Voters got a chance for an up close look at the two major-party candidates for President last night at the first of three presidential debates.
The back-and-forth discussion between President Barack Obama, the Democratic candidate, and former Massachusetts Governor Mitt Romney, the Republican candidate, gave students at the University of Denver a lot to think about. For many, this will be their first chance to vote in a general election for President.
“Most of us don’t have a presidential election the first time we get to vote,” said University of Denver student Mason Seymore. “It’s a lot to put on an 18-year-old. So it’s going to take a lot of thought and consideration before I decide.”
At a debate, candidates try to sway undecided voters to their side by presenting their ideas to the public and discussing those ideas with the other candidate. Questions at last night’s debate were broad and focused on domestic policy—issues that are specifically about what is going on in the United States rather than what is happening in other countries. Most of the conversation centered on the economy, jobs, and taxes.
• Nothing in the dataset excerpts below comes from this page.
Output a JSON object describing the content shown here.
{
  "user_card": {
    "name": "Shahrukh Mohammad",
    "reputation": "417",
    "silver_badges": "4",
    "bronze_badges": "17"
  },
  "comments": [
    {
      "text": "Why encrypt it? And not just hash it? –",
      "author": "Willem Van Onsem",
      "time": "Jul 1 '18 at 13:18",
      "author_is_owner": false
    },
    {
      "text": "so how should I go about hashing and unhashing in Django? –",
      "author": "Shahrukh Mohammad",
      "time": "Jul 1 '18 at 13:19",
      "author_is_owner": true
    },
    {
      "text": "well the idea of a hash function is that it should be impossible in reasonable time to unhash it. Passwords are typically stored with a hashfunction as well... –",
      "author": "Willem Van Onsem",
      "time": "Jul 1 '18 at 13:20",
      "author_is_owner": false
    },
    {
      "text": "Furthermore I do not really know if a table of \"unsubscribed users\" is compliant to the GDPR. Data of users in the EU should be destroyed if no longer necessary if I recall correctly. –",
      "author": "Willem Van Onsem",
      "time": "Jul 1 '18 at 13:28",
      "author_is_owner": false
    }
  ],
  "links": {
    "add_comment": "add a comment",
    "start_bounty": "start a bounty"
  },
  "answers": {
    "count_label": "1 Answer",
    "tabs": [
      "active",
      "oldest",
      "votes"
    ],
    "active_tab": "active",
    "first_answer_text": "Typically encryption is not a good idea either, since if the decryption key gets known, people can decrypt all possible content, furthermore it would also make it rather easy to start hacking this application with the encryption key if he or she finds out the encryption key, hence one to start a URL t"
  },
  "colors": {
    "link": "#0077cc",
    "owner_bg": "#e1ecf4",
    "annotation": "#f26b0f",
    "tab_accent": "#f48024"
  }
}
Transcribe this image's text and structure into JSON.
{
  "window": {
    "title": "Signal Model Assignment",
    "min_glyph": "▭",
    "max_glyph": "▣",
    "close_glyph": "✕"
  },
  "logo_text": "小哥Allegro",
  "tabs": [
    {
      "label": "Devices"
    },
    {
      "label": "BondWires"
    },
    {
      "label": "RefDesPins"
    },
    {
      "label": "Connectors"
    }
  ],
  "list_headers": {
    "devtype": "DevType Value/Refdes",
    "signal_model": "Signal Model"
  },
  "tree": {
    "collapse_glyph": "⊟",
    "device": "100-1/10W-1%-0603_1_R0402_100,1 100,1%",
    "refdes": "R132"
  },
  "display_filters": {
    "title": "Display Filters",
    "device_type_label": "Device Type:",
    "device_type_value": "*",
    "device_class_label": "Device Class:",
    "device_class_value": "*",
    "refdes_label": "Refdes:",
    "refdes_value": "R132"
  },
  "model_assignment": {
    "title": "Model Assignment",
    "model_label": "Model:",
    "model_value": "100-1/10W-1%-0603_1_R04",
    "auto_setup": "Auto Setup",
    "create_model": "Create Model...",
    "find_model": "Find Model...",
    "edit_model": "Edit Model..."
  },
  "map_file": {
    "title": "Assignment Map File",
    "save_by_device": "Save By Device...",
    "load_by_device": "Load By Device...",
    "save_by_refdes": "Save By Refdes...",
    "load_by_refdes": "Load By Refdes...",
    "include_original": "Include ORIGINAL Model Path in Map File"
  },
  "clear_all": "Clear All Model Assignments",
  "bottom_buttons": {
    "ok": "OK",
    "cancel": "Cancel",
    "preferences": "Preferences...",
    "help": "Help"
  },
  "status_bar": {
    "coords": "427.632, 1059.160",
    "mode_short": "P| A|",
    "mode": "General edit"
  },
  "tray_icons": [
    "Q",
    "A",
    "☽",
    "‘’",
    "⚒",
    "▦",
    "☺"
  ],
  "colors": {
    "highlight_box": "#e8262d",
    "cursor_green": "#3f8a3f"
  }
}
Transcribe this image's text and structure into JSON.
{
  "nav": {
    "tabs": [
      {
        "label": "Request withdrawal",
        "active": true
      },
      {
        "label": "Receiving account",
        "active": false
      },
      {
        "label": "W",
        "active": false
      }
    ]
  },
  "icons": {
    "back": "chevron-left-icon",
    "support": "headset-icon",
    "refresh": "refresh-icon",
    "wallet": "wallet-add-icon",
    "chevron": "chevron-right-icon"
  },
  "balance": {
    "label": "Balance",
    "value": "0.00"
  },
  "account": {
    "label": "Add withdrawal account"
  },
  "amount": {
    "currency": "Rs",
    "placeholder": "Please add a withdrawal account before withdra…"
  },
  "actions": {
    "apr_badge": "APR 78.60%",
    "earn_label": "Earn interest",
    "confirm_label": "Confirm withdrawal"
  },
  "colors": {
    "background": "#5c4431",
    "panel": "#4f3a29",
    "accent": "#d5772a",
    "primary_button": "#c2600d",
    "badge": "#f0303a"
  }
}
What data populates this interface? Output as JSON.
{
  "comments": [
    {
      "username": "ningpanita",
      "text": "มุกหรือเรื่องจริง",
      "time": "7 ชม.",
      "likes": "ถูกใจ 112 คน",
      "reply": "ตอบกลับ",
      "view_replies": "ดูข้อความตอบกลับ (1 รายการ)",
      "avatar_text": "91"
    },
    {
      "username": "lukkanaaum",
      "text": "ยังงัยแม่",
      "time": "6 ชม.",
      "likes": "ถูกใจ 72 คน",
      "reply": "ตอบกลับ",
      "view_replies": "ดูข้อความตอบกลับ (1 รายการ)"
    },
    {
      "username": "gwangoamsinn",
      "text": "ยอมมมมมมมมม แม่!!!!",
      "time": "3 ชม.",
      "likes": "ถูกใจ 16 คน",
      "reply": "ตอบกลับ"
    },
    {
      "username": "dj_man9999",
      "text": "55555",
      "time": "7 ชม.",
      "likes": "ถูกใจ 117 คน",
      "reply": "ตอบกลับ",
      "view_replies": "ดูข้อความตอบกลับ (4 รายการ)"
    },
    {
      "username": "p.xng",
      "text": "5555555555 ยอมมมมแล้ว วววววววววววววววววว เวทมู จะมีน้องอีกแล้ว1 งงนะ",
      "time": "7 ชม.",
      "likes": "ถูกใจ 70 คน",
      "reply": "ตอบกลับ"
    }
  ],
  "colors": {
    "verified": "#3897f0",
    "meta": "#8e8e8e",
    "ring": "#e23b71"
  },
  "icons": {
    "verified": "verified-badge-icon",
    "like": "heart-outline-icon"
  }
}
Candidates were allowed two minutes in each of six segments to answer a question. They then used the additional 11 minutes in each segment to highlight their differences on the issue being debated.
One of the key issues for voters this election is the economy. So candidates quoted many numbers and listed lots of specifics in their policy proposals.
On the subject of taxes, Obama said Romney was proposing a $5 trillion tax cut that the government could not afford. “He’s been asked over 100 times how he would pay for it,” Obama said.
But Romney said he wouldn’t cut taxes that much and brought up the President’s policy on Medicare and the new health-care law that critics call “Obamacare.”
“I like that term,” Obama said, pointing out that his plan is much like one Romney passed in Massachusetts when he was Governor.
Romney said his plan in Massachusetts worked because it was designed to meet the needs of a specific state. He opposes Obama’s plan because “the federal government should not be telling people” how to handle their health care.
So who won the first debate of the season? Students outside the debate hall addressed that question after the candidates gave their closing statements.
“Romney had some really good points,” said Katrine Aucmeiusi, a 19-year-old international business major. “He was good at countering Obama’s arguments.”
“I don’t think there was a winner or a loser,” said engineering major Irene Wilson, 19. “Both got good points across. They did a really good job explaining the topics.”
The next presidential debate will be held on October 16, in Hempstead, New York. But before Obama and Romney meet again, their running mates will get a chance to debate. The vice-presidential debate will be held on October 11, in Danville, Kentucky. The final presidential debate will be held on October 22 in Boca Raton, Florida.